Hi all. Obviously really aware that everyone’s experiences of these illnesses are different and specific medical advice is needed. But I wondered if I could draw on the experience of this group to learn a bit more about what lies ahead.
My dad has had an Myelodysplastic syndrome (MDS) diagnosis for a year or so. At first injections were started as the primary course of treatment but they didn’t seem to have any effect, so as of last autumn/winter he started transfusions. The frequency of these has already risen to monthly, which has happened faster than we expected or hoped, and he still has the same symptoms of fatigue, exhaustion, decreased appetite etc. He’s 73. It’s surprised me how fast his life has been changed by this illness (he now can’t walk far and is needing to rest and sleep a lot) and also how soon the frequency of the transfusions has risen. This makes me worry about the prognosis and timelines ahead of course (he’s not a case where BM transplants etc is an option).

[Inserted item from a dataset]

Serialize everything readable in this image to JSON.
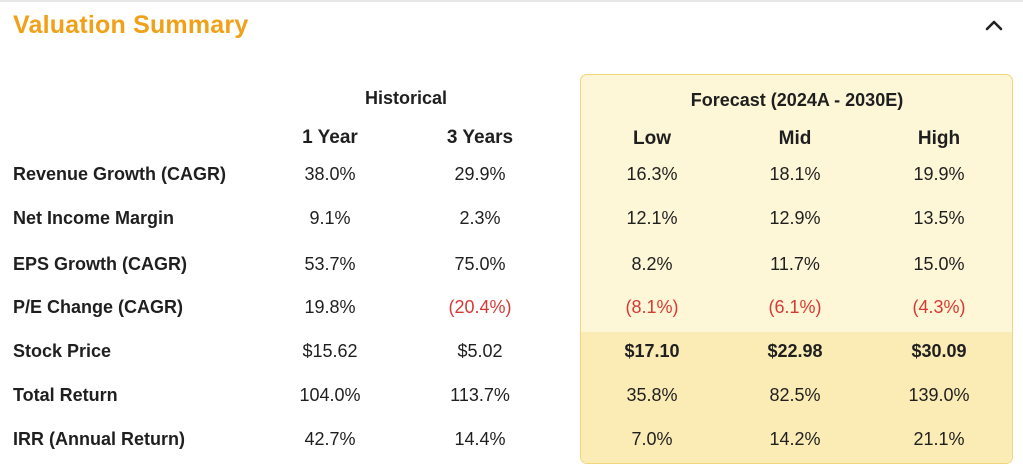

What I’d especially really value everyone’s insights into is something I can’t easily find in my research: how his symptoms will change and decline over time and what the next few years will look like as his bone marrow deteriorates and his symptoms worsen. I assume for example that he’ll get increasingly tired, that he may need oxygen to breathe etc, but honestly this is my guesswork and I really don’t know! And that makes planning ahead harder.
Has anyone had experience of this trajectory of Myelodysplastic syndrome (MDS) and how it manifested? Thank you so much!